Comments (13) Leave your comment

  1. Deduct property taxes?. Did they change the new tax code? Last I read property taxes for most people were not deductible as well as state income tax and that had people scrambling at the end of 2017 to pay 2018 property taxes in advance which the IRS later ruled you could not do except in very limited instances. Could you explain why there seems to be a disconnect. It would be nice if people would caviot things that only affect small groups of people.

    Thanks
    John

    1. Hi John,
      The new tax reform law that was signed into law on December 22, 2017 placed limits the amount of state and local property, income, and sales taxes that can be deducted to $10,000. In the past, these taxes have generally been fully tax deductible, but now the aggregate can only be $10,000 total. People were scrambling to pay 2018 property taxes in 2017 since they may not get the full tax deduction for 2018 property taxes since the new law impacts your 2018 taxes(the ones files in 2019)
      Thank you,
      Lisa Greene-Lewis

  2. Would like to understand the 2018 Itemized deductions versus the $24,000 Standard Deduction, and the disapearence of the Personal Deduction.

    1. Hi David,
      As a result of the new tax reform law being passed the end of last year, the standard deduction increased to $12,000 if you file single and to $24,000 married filing jointly. Typically people who are homeowners can itemize their tax deductions since you can deduct expenses like home mortgage interest, property taxes and charitable contributions. If your itemized deductions are under $12,000 single or $24,000 married filing jointly then you would take the standard deduction. If they are more then you would itemize. If you are right at $12,000 or $24,000 in deductions there are things you can do to maximize your deductions like donate more so you can itemize your tax deductions. TurboTax will ask you simple questions about your deductions and figure out whether you can take the standard deduction or itemize. Regarding the personal and dependent exemption those have been eliminated. You can read more about the changes to the law here https://blog.turbotax.intuit.com/tax-reform/tax-reform-2017-passed-heres-what-it-means-to-you-32864/
      If you have questions at tax-time you can connect live via one-way video to a TurboTax Live CPA or Enrolled Agent to get your tax questions answered.
      Thank you,
      Lisa Greene-Lewis

  3. Give us a product to estimate and budget for our tax payments, especially in years like this one.

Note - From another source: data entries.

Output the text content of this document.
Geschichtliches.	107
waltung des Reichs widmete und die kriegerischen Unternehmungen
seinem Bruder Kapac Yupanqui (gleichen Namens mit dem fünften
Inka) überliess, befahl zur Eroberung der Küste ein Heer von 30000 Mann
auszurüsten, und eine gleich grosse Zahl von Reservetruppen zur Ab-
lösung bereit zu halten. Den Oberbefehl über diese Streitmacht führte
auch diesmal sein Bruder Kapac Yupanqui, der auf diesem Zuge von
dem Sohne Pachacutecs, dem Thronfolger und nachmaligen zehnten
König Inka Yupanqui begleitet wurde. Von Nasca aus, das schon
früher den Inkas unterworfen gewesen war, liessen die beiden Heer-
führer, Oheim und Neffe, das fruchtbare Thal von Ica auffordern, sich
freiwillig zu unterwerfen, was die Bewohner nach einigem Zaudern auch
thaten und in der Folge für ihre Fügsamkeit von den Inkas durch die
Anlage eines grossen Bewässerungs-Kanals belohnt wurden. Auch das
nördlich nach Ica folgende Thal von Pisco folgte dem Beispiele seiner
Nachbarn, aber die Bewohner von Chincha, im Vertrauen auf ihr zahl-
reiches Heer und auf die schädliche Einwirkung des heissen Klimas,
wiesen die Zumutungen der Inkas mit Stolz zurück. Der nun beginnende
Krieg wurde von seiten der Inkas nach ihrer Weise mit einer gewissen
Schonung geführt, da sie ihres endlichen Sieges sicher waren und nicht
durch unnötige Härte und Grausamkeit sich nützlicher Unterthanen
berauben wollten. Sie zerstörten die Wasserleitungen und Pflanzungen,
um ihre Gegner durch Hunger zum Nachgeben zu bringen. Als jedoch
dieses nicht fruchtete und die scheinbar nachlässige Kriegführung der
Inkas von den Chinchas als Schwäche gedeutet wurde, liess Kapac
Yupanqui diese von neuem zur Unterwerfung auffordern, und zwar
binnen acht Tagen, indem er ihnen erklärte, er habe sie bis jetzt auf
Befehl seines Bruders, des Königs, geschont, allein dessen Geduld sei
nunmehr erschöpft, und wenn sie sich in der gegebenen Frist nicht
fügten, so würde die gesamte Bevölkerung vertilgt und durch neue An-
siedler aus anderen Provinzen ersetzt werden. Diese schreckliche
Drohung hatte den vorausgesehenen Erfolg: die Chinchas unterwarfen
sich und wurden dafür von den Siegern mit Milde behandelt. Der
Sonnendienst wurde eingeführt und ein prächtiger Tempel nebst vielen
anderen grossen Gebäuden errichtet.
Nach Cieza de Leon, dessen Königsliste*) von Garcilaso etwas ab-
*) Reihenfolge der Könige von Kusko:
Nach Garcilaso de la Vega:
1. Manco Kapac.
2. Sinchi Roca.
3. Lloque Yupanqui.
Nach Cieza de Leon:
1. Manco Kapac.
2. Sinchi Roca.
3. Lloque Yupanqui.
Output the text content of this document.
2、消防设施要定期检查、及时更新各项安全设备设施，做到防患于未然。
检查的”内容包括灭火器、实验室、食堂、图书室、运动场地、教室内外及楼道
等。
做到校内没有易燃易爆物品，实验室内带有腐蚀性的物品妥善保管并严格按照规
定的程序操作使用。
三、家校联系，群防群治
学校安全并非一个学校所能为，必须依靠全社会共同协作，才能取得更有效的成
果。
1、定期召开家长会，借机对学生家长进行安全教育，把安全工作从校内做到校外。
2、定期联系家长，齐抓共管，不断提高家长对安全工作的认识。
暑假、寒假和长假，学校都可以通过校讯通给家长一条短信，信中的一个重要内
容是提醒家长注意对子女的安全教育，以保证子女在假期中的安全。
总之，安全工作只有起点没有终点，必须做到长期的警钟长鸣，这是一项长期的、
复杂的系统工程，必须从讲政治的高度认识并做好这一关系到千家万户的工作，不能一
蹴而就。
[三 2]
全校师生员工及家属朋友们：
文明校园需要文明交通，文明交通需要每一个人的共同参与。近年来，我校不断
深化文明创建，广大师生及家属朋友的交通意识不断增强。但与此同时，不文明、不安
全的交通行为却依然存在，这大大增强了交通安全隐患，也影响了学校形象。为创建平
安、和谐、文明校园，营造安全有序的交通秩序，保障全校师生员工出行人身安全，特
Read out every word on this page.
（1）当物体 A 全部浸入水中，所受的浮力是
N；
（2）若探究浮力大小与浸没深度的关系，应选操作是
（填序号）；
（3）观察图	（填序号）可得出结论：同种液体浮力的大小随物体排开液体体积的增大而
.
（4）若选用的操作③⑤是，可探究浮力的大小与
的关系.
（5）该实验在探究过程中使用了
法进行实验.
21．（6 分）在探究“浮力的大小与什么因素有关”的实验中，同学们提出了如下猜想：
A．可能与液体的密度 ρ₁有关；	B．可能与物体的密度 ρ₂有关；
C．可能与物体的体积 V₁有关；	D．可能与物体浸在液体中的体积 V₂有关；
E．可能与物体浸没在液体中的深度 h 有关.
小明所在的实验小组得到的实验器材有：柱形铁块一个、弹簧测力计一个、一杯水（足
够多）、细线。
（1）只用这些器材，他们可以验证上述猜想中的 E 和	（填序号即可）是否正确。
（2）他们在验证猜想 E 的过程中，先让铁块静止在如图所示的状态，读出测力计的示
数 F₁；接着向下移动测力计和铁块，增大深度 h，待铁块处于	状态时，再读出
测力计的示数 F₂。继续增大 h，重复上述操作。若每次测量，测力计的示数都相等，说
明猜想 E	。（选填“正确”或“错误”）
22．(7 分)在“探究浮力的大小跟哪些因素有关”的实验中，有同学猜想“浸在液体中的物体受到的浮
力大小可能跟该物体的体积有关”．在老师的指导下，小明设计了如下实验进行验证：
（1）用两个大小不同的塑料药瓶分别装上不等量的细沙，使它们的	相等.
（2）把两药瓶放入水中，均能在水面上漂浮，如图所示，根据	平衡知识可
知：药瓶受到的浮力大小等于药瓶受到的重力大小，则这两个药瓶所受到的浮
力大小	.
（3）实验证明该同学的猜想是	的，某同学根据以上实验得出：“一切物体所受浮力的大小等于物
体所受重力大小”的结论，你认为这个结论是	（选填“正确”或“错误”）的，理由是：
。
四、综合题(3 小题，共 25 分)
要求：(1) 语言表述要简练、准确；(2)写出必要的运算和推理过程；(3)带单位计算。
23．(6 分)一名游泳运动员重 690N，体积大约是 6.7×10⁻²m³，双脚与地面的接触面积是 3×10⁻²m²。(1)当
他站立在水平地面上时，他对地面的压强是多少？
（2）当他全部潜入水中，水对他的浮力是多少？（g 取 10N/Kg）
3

SALT limited to $10K? Bad news that’s 6 months old from a blogger, but I can’t find any substantiation, including the IRS! You guys need to step up and make yourselves more relevant. I’ll pay for it.

    1. Hi Jim,
      You can use TurboTax TaxCaster to estimate your taxes and see how the new tax law will impact your 2018 taxes. The TurboTax TaxCaster app will also give you a side-by-side comparison of your 2017 and 2018 taxes and show you what changed. Here is the link:
      https://turbotax.intuit.com/tax-tools/calculators/taxcaster/
      Regarding the SALT limitation, here is the article we published the day the law passed:
      https://blog.turbotax.intuit.com/tax-reform/tax-reform-2017-passed-heres-what-it-means-to-you-32864/
      Thank you,
      Lisa Greene-Lewis

  4. Phone keyboard always fights me. The comment actually was I thought charitable deductions are to be included. Is this not so?

    1. Hi Mandi,
      You can still deduct charitable contributions if you can itemize your deductions under the new law. TurboTax will ask you simple questions about your deductions and figure out if you can itemize or take the standard deduction. If you have questions at tax-time, you can connect live via one-way video to a TurboTax Live CPA or Enrolled Agent to get your tax questions answered.
      Thank you,
      Lisa Greene-Lewis

  5. When will a prototype Form 1040 be available. I would like to plug in my 2017 numbers to see what the tax effect would be. Thanks,
    Joel Cohn

  6. I have been a long time user of Turbo Tax. I do have a degree in finance and worked as a controller, General manager, Director of Marketing etc. with the 2 largest Hotel chains in the U.S. I am looking forward to sharing my thoughts and getting alternative feedback as well.